I was never really drawn to sport bikes, preferring vintage standards, oddball cruisers and one-off choppers. But when I had to scratch that itch for a new (and not just new-to-me) bike and the Honda Magna had been discontinued, my fascination with the V4 drew me to the Interceptor. Its mix of street-applicable performance, agility, durability and long-ride comfort really made me a believer in the sport-biased side of the sport-touring world.
So I bought this bike from a Triumph dealer in December of 2005 as a “used” bike, with 461 miles on it. Someone bought it, chopped the ugly license plate holder and the rear end of the exhaust cans off and decided it was a little too sporty for their taste, so they traded it in on a Triumph Sprint ST. At $2,500 under the going price for the “new” 2005 VFR at the Honda dealer I didn’t hesitate for a second. Looking back, if I had hesitated for about an hour I might’ve left on a Triumph Speed Triple – an awesome hooligan bike, but for the sake of self-preservation I’m glad I picked the VFR!

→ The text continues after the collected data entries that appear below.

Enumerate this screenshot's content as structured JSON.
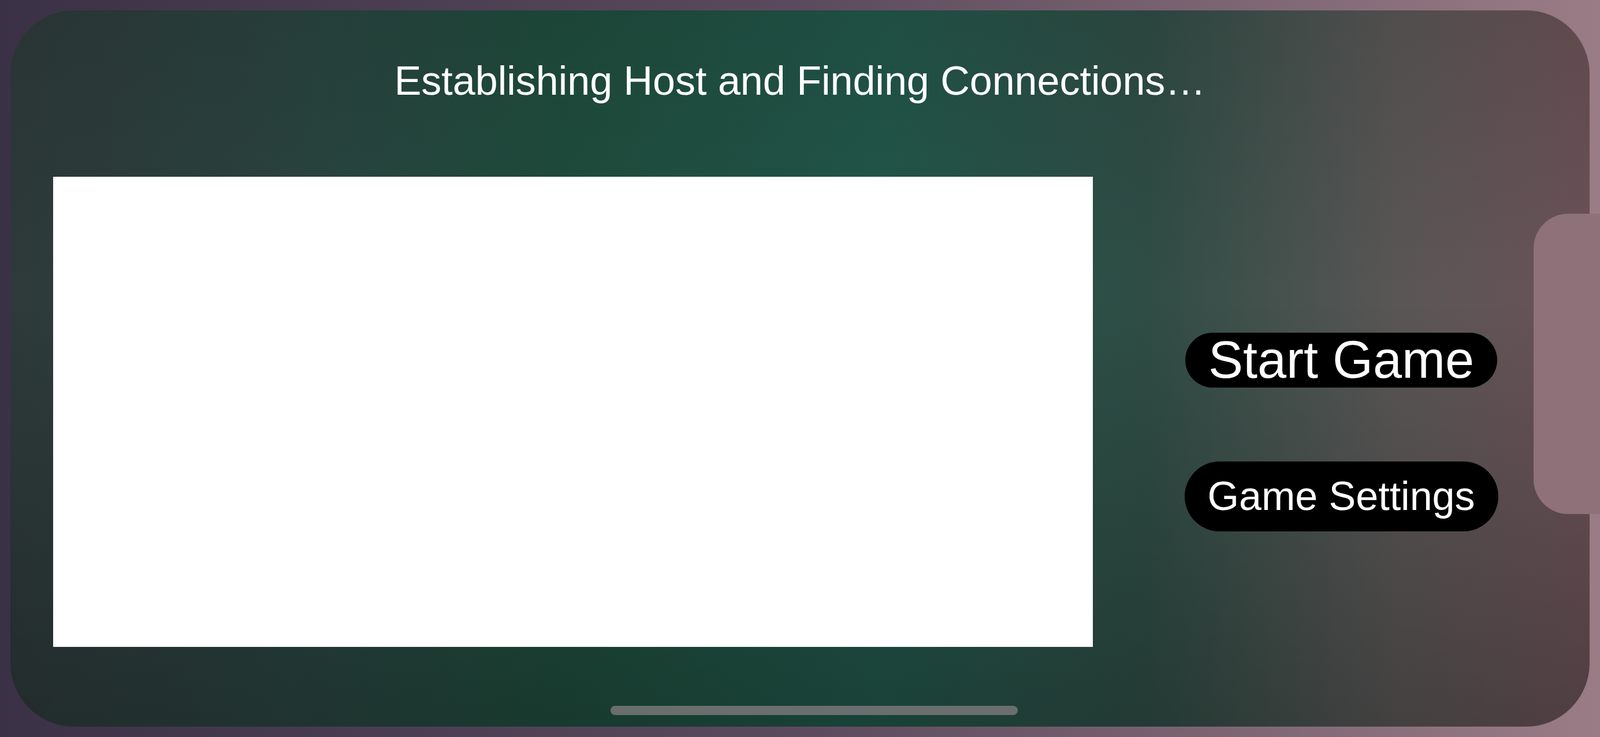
{
  "screen": {
    "title": "Establishing Host and Finding Connections…"
  },
  "connections": [],
  "buttons": [
    {
      "label": "Start Game",
      "kind": "primary"
    },
    {
      "label": "Game Settings",
      "kind": "secondary"
    }
  ]
}
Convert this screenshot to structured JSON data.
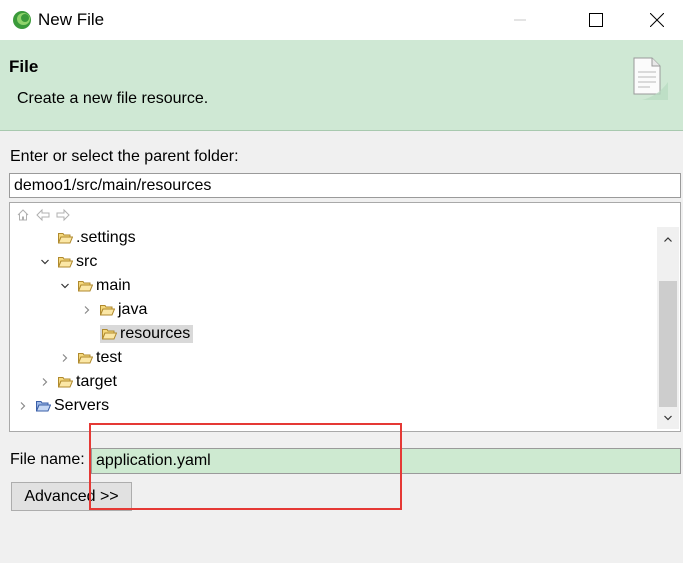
{
  "window": {
    "title": "New File",
    "controls": {
      "minimize_glyph": "—",
      "maximize_glyph": "☐",
      "close_glyph": "✕"
    }
  },
  "banner": {
    "title": "File",
    "description": "Create a new file resource.",
    "icon": "new-file-wizard-icon"
  },
  "parent_folder": {
    "label": "Enter or select the parent folder:",
    "value": "demoo1/src/main/resources"
  },
  "tree": {
    "toolbar": [
      "home-icon",
      "back-arrow-icon",
      "forward-arrow-icon"
    ],
    "rows": [
      {
        "label": ".settings",
        "expanded": null,
        "selected": false
      },
      {
        "label": "src",
        "expanded": true,
        "selected": false
      },
      {
        "label": "main",
        "expanded": true,
        "selected": false
      },
      {
        "label": "java",
        "expanded": false,
        "selected": false
      },
      {
        "label": "resources",
        "expanded": null,
        "selected": true
      },
      {
        "label": "test",
        "expanded": false,
        "selected": false
      },
      {
        "label": "target",
        "expanded": false,
        "selected": false
      },
      {
        "label": "Servers",
        "expanded": false,
        "selected": false
      }
    ]
  },
  "file_name": {
    "label": "File name:",
    "value": "application.yaml"
  },
  "advanced_button": {
    "label": "Advanced >>"
  },
  "colors": {
    "banner_bg": "#cfe8d4",
    "filename_bg": "#ceead1",
    "annotation": "#e53935"
  }
}
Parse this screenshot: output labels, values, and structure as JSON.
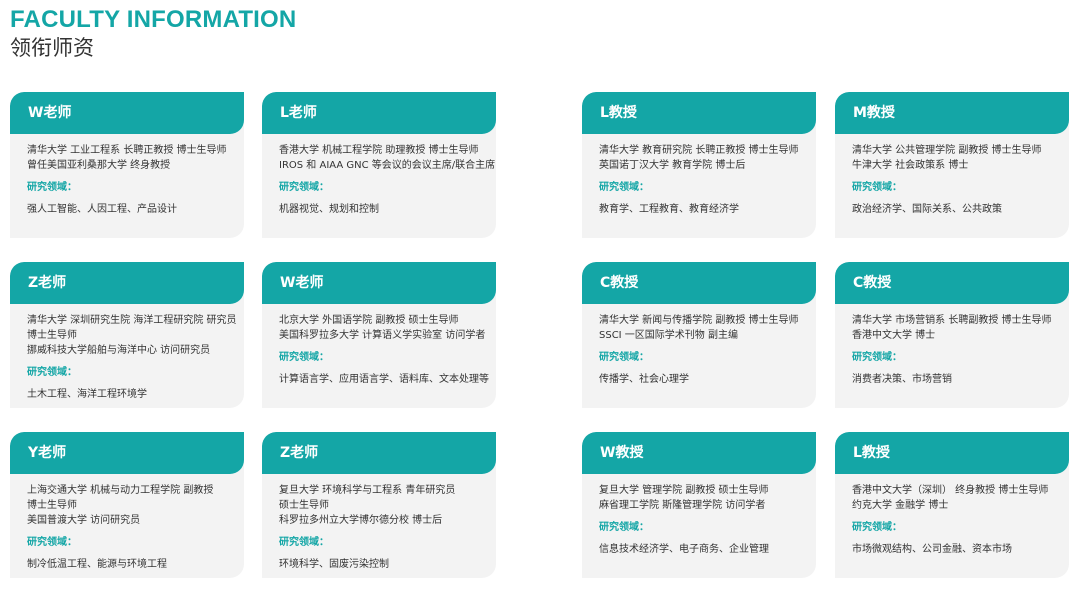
{
  "header": {
    "title_en": "FACULTY INFORMATION",
    "title_cn": "领衔师资"
  },
  "field_label": "研究领域：",
  "faculty": [
    {
      "name": "W老师",
      "bio": [
        "清华大学 工业工程系 长聘正教授 博士生导师",
        "曾任美国亚利桑那大学 终身教授"
      ],
      "fields": "强人工智能、人因工程、产品设计"
    },
    {
      "name": "L老师",
      "bio": [
        "香港大学 机械工程学院 助理教授 博士生导师",
        "IROS 和 AIAA GNC 等会议的会议主席/联合主席"
      ],
      "fields": "机器视觉、规划和控制"
    },
    {
      "name": "L教授",
      "bio": [
        "清华大学 教育研究院 长聘正教授 博士生导师",
        "英国诺丁汉大学 教育学院 博士后"
      ],
      "fields": "教育学、工程教育、教育经济学"
    },
    {
      "name": "M教授",
      "bio": [
        "清华大学 公共管理学院 副教授 博士生导师",
        "牛津大学 社会政策系 博士"
      ],
      "fields": "政治经济学、国际关系、公共政策"
    },
    {
      "name": "Z老师",
      "bio": [
        "清华大学 深圳研究生院 海洋工程研究院 研究员",
        "博士生导师",
        "挪威科技大学船舶与海洋中心 访问研究员"
      ],
      "fields": "土木工程、海洋工程环境学"
    },
    {
      "name": "W老师",
      "bio": [
        "北京大学 外国语学院 副教授 硕士生导师",
        "美国科罗拉多大学 计算语义学实验室 访问学者"
      ],
      "fields": "计算语言学、应用语言学、语料库、文本处理等"
    },
    {
      "name": "C教授",
      "bio": [
        "清华大学 新闻与传播学院 副教授 博士生导师",
        "SSCI 一区国际学术刊物 副主编"
      ],
      "fields": "传播学、社会心理学"
    },
    {
      "name": "C教授",
      "bio": [
        "清华大学 市场营销系 长聘副教授 博士生导师",
        "香港中文大学 博士"
      ],
      "fields": "消费者决策、市场营销"
    },
    {
      "name": "Y老师",
      "bio": [
        "上海交通大学 机械与动力工程学院 副教授",
        "博士生导师",
        "美国普渡大学 访问研究员"
      ],
      "fields": "制冷低温工程、能源与环境工程"
    },
    {
      "name": "Z老师",
      "bio": [
        "复旦大学 环境科学与工程系 青年研究员",
        "硕士生导师",
        "科罗拉多州立大学博尔德分校 博士后"
      ],
      "fields": "环境科学、固废污染控制"
    },
    {
      "name": "W教授",
      "bio": [
        "复旦大学 管理学院 副教授 硕士生导师",
        "麻省理工学院 斯隆管理学院 访问学者"
      ],
      "fields": "信息技术经济学、电子商务、企业管理"
    },
    {
      "name": "L教授",
      "bio": [
        "香港中文大学（深圳） 终身教授 博士生导师",
        "约克大学 金融学 博士"
      ],
      "fields": "市场微观结构、公司金融、资本市场"
    }
  ]
}
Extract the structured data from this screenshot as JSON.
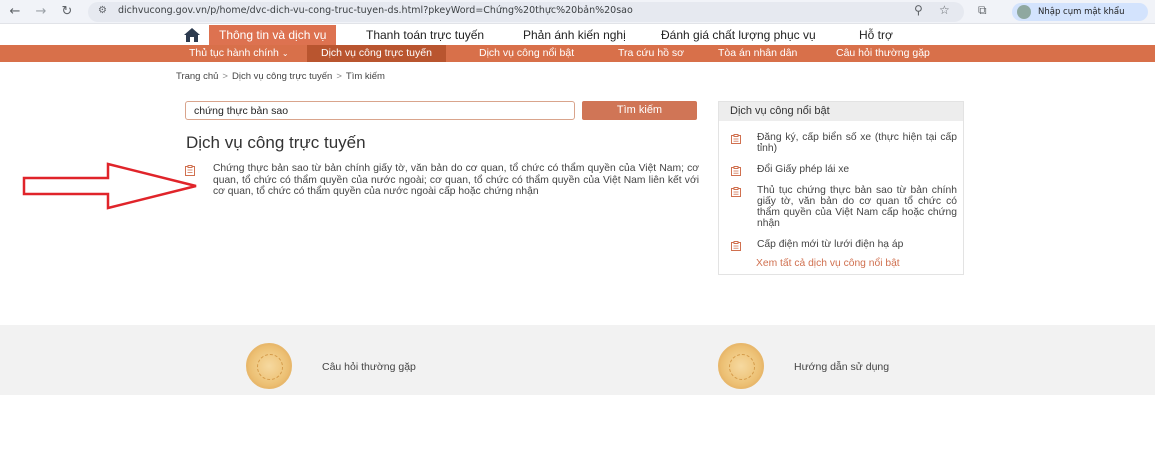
{
  "browser": {
    "url": "dichvucong.gov.vn/p/home/dvc-dich-vu-cong-truc-tuyen-ds.html?pkeyWord=Chứng%20thực%20bản%20sao",
    "profile_label": "Nhập cụm mật khẩu"
  },
  "topnav": {
    "items": [
      "Thông tin và dịch vụ",
      "Thanh toán trực tuyến",
      "Phản ánh kiến nghị",
      "Đánh giá chất lượng phục vụ",
      "Hỗ trợ"
    ]
  },
  "subnav": {
    "items": [
      "Thủ tục hành chính",
      "Dịch vụ công trực tuyến",
      "Dịch vụ công nổi bật",
      "Tra cứu hồ sơ",
      "Tòa án nhân dân",
      "Câu hỏi thường gặp"
    ]
  },
  "breadcrumb": [
    "Trang chủ",
    "Dịch vụ công trực tuyến",
    "Tìm kiếm"
  ],
  "search": {
    "value": "chứng thực bản sao",
    "button_label": "Tìm kiếm"
  },
  "main": {
    "title": "Dịch vụ công trực tuyến",
    "result": "Chứng thực bản sao từ bản chính giấy tờ, văn bản do cơ quan, tổ chức có thẩm quyền của Việt Nam; cơ quan, tổ chức có thẩm quyền của nước ngoài; cơ quan, tổ chức có thẩm quyền của Việt Nam liên kết với cơ quan, tổ chức có thẩm quyền của nước ngoài cấp hoặc chứng nhận"
  },
  "featured": {
    "title": "Dịch vụ công nổi bật",
    "items": [
      "Đăng ký, cấp biển số xe (thực hiện tại cấp tỉnh)",
      "Đổi Giấy phép lái xe",
      "Thủ tục chứng thực bản sao từ bản chính giấy tờ, văn bản do cơ quan tổ chức có thẩm quyền của Việt Nam cấp hoặc chứng nhận",
      "Cấp điện mới từ lưới điện hạ áp"
    ],
    "see_all": "Xem tất cả dịch vụ công nổi bật"
  },
  "footer": {
    "faq": "Câu hỏi thường gặp",
    "guide": "Hướng dẫn sử dụng"
  },
  "colors": {
    "accent": "#d8704a",
    "accent_dark": "#b9552f",
    "annotation_arrow": "#e0242a"
  },
  "icons": {
    "back": "arrow-left-icon",
    "forward": "arrow-right-icon",
    "reload": "reload-icon",
    "home": "home-icon",
    "document": "document-icon"
  }
}
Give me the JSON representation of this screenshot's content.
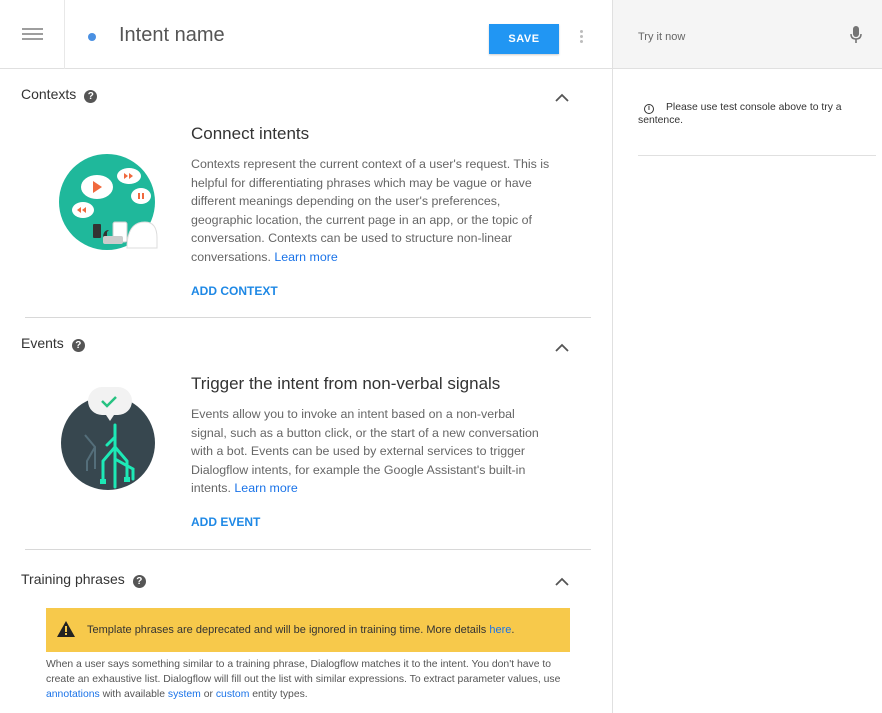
{
  "header": {
    "intent_name": "Intent name",
    "save_label": "SAVE"
  },
  "contexts": {
    "title": "Contexts",
    "help": "?",
    "heading": "Connect intents",
    "text": "Contexts represent the current context of a user's request. This is helpful for differentiating phrases which may be vague or have different meanings depending on the user's preferences, geographic location, the current page in an app, or the topic of conversation. Contexts can be used to structure non-linear conversations.",
    "learn_more": "Learn more",
    "add_label": "ADD CONTEXT"
  },
  "events": {
    "title": "Events",
    "help": "?",
    "heading": "Trigger the intent from non-verbal signals",
    "text": "Events allow you to invoke an intent based on a non-verbal signal, such as a button click, or the start of a new conversation with a bot. Events can be used by external services to trigger Dialogflow intents, for example the Google Assistant's built-in intents.",
    "learn_more": "Learn more",
    "add_label": "ADD EVENT"
  },
  "training": {
    "title": "Training phrases",
    "help": "?",
    "warning_text": "Template phrases are deprecated and will be ignored in training time. More details",
    "warning_link": "here",
    "desc_1": "When a user says something similar to a training phrase, Dialogflow matches it to the intent. You don't have to create an exhaustive list. Dialogflow will fill out the list with similar expressions. To extract parameter values, use",
    "annotations_link": "annotations",
    "desc_2": "with available",
    "system_link": "system",
    "desc_3": "or",
    "custom_link": "custom",
    "desc_4": "entity types."
  },
  "console": {
    "placeholder": "Try it now",
    "info": "Please use test console above to try a sentence."
  },
  "colors": {
    "accent": "#2196f3",
    "warning": "#f7c94b",
    "link": "#1a73e8"
  }
}
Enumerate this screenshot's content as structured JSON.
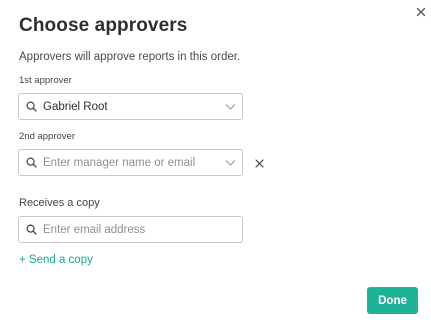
{
  "dialog": {
    "title": "Choose approvers",
    "subtitle": "Approvers will approve reports in this order."
  },
  "approver1": {
    "label": "1st approver",
    "value": "Gabriel Root"
  },
  "approver2": {
    "label": "2nd approver",
    "placeholder": "Enter manager name or email"
  },
  "copy": {
    "label": "Receives a copy",
    "placeholder": "Enter email address",
    "send_link": "+ Send a copy"
  },
  "actions": {
    "done_label": "Done"
  },
  "colors": {
    "accent": "#1fb396",
    "link": "#1aa88a"
  },
  "icons": {
    "close": "close-icon",
    "search": "search-icon",
    "dropdown": "chevron-down-icon",
    "remove": "remove-icon"
  }
}
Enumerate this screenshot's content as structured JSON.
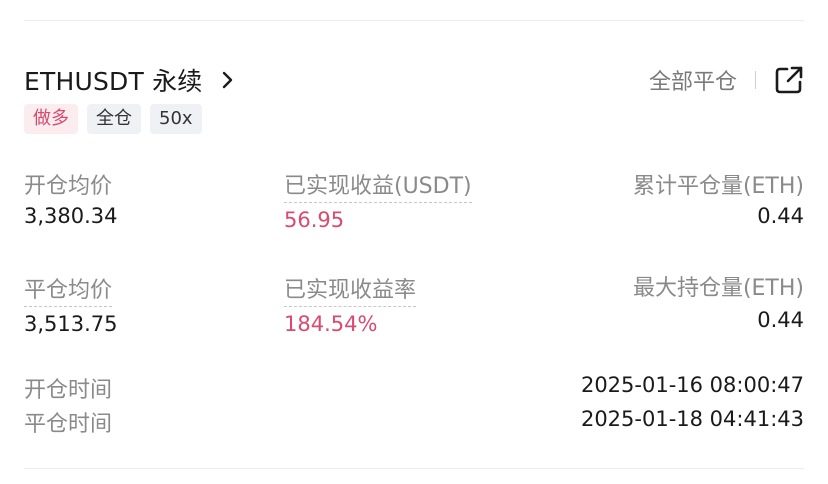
{
  "header": {
    "symbol": "ETHUSDT 永续",
    "close_all_label": "全部平仓"
  },
  "tags": {
    "side": "做多",
    "margin_mode": "全仓",
    "leverage": "50x"
  },
  "stats": {
    "open_avg_price_label": "开仓均价",
    "open_avg_price": "3,380.34",
    "realized_pnl_label": "已实现收益(USDT)",
    "realized_pnl": "56.95",
    "cum_close_qty_label": "累计平仓量(ETH)",
    "cum_close_qty": "0.44",
    "close_avg_price_label": "平仓均价",
    "close_avg_price": "3,513.75",
    "realized_pnl_rate_label": "已实现收益率",
    "realized_pnl_rate": "184.54%",
    "max_position_label": "最大持仓量(ETH)",
    "max_position": "0.44",
    "open_time_label": "开仓时间",
    "open_time": "2025-01-16 08:00:47",
    "close_time_label": "平仓时间",
    "close_time": "2025-01-18 04:41:43"
  },
  "colors": {
    "profit": "#d94a6e",
    "long_tag_bg": "#fbecef",
    "neutral_tag_bg": "#f0f1f5"
  },
  "icons": {
    "chevron": "chevron-right-icon",
    "share": "share-external-icon"
  }
}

My time with this bike has taught me all sorts of technical things about motorcycling I never would have learned on Magnas, CB900s and Bonnevilles… shock adjustment, rebound damping, rider geometry, the effects of changing weight distribution, and exactly how much of a difference a tire can make in adjusting the riding experience. But by FAR the most worthwhile lesson I have learned from owning this bike is the value of an excellent riding community. The guys and gals at VFRDiscussion.com are truly as good as they come. Annual (and twice-annual sometimes) bike meets in every region of the US, northern Europe, Australia and New Zealand… Friends who will go to any length necessary to help each other out… a community that without hesitation raised funds to buy our fearless leader a new VFR1200… No matter what bikes I ride, VFRD is home.